The argument then must depend upon this, that it is not to be presumed, that the selectmen would issue their warrant for this purpose, unless it was within the year. But this would be carrying presumption very far. Residence or domicil is often an extremely difficult question of fact, depending on a combination of circumstances. A man may come to reside in a town for a mere temporary purpose, as a laborer, afterwards bring some of his family, afterwards others, and at last take a house, or become a boarder. The commencement of such residence it would be difficult to settle. The selectmen, in the course of their municipal year, find a new name on the tax list; they issue their warrant to the proper officer, to give the statute warning valeat quantum. If seasonable, which will be determined by his return, it will avail the town in case of need ; if otherwise, no inconvenience arises from it, except the trifling cost of the service.
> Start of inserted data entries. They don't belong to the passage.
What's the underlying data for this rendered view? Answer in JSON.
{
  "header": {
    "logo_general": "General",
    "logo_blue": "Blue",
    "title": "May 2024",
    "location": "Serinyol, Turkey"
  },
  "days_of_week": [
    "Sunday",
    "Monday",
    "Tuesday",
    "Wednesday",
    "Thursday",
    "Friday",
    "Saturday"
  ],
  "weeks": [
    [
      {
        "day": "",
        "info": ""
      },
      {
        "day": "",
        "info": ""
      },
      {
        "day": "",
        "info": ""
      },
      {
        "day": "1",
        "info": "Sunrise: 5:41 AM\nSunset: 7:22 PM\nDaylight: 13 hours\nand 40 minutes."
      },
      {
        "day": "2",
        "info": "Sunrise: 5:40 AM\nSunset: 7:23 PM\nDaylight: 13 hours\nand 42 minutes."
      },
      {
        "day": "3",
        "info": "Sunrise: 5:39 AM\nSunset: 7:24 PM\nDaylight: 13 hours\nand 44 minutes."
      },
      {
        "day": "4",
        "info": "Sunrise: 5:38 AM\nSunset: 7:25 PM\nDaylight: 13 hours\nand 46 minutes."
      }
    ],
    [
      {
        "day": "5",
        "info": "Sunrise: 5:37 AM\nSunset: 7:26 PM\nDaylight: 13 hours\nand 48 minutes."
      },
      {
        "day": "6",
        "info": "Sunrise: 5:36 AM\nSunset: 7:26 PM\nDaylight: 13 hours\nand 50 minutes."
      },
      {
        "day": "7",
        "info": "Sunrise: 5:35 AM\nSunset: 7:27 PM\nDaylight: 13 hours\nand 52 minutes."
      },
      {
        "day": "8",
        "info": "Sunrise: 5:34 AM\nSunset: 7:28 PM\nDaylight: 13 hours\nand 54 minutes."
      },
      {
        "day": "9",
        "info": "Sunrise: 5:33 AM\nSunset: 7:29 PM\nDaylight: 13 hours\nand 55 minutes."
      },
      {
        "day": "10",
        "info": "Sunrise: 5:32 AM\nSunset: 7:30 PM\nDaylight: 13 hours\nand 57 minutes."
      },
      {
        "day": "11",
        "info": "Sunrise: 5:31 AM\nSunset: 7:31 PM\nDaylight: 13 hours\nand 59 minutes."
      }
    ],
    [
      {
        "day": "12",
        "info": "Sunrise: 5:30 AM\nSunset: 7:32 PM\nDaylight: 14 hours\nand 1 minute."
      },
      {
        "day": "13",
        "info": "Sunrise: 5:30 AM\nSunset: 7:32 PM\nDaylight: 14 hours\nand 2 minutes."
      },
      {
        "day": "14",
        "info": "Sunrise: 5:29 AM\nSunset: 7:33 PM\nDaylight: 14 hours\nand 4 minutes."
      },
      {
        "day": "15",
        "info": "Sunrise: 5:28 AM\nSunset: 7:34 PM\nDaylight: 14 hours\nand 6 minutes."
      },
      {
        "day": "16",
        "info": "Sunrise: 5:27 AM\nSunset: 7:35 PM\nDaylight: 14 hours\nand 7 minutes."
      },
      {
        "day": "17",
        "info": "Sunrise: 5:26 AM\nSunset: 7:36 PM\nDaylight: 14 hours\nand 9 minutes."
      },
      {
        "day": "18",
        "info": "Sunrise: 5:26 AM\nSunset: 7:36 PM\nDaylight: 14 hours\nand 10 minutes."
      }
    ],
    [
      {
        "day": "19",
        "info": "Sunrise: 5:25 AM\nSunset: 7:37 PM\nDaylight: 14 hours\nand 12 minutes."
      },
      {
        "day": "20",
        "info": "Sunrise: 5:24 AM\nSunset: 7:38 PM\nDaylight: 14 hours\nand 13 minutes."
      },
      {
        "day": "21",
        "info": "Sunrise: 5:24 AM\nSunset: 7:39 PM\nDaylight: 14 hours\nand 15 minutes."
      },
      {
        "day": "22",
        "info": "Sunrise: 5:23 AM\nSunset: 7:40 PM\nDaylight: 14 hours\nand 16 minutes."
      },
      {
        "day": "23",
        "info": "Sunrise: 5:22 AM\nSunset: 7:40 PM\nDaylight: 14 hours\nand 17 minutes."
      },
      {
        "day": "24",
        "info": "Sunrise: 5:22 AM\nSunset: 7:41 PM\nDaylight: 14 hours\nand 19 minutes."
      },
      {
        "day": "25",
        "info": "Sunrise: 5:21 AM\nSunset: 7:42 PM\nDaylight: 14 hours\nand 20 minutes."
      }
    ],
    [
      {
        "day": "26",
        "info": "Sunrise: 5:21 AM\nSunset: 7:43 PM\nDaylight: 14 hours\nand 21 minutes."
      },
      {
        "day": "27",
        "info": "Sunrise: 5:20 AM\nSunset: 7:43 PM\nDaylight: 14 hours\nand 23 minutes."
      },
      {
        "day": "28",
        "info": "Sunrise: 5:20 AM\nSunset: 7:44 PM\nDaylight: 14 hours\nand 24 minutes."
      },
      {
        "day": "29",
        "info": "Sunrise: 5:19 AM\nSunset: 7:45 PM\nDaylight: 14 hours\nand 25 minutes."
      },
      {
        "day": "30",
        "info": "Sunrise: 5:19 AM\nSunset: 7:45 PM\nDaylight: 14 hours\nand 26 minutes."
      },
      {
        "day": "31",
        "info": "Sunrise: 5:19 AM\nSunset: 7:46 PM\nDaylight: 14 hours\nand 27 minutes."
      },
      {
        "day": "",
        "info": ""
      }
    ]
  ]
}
That considerable time was deemed necessary to enable selectmen to discover who had come to “sojourn and dwell” in their towns, and take the necessary measures, is shown by the second of the provincial statutes cited above, which enlarges the time from three months to twelve. Hamilton v. Ipswich, 10 Mass. R. 506; Sutton v. Uxbridge, 2 Pick. 436. The reasoning in the last cited *548case is precisely applicable to the present, and is decisive. But supposing that the present case should be considered as carrying the proof somewhat further, by showing from the town records, the issuing of a warrant and the payment of fees for its service, supposing it presumed from these facts, that the warrant was rightly served and returned, it would afford no presumption of the return of a fact, of which there is no other proof or presumption, and which is essential to the defendant’s case, to wit, that Haven came to sojourn and dwell in the town, within twelve months next preceding.

Judgment on the verdict for the plaintiffs.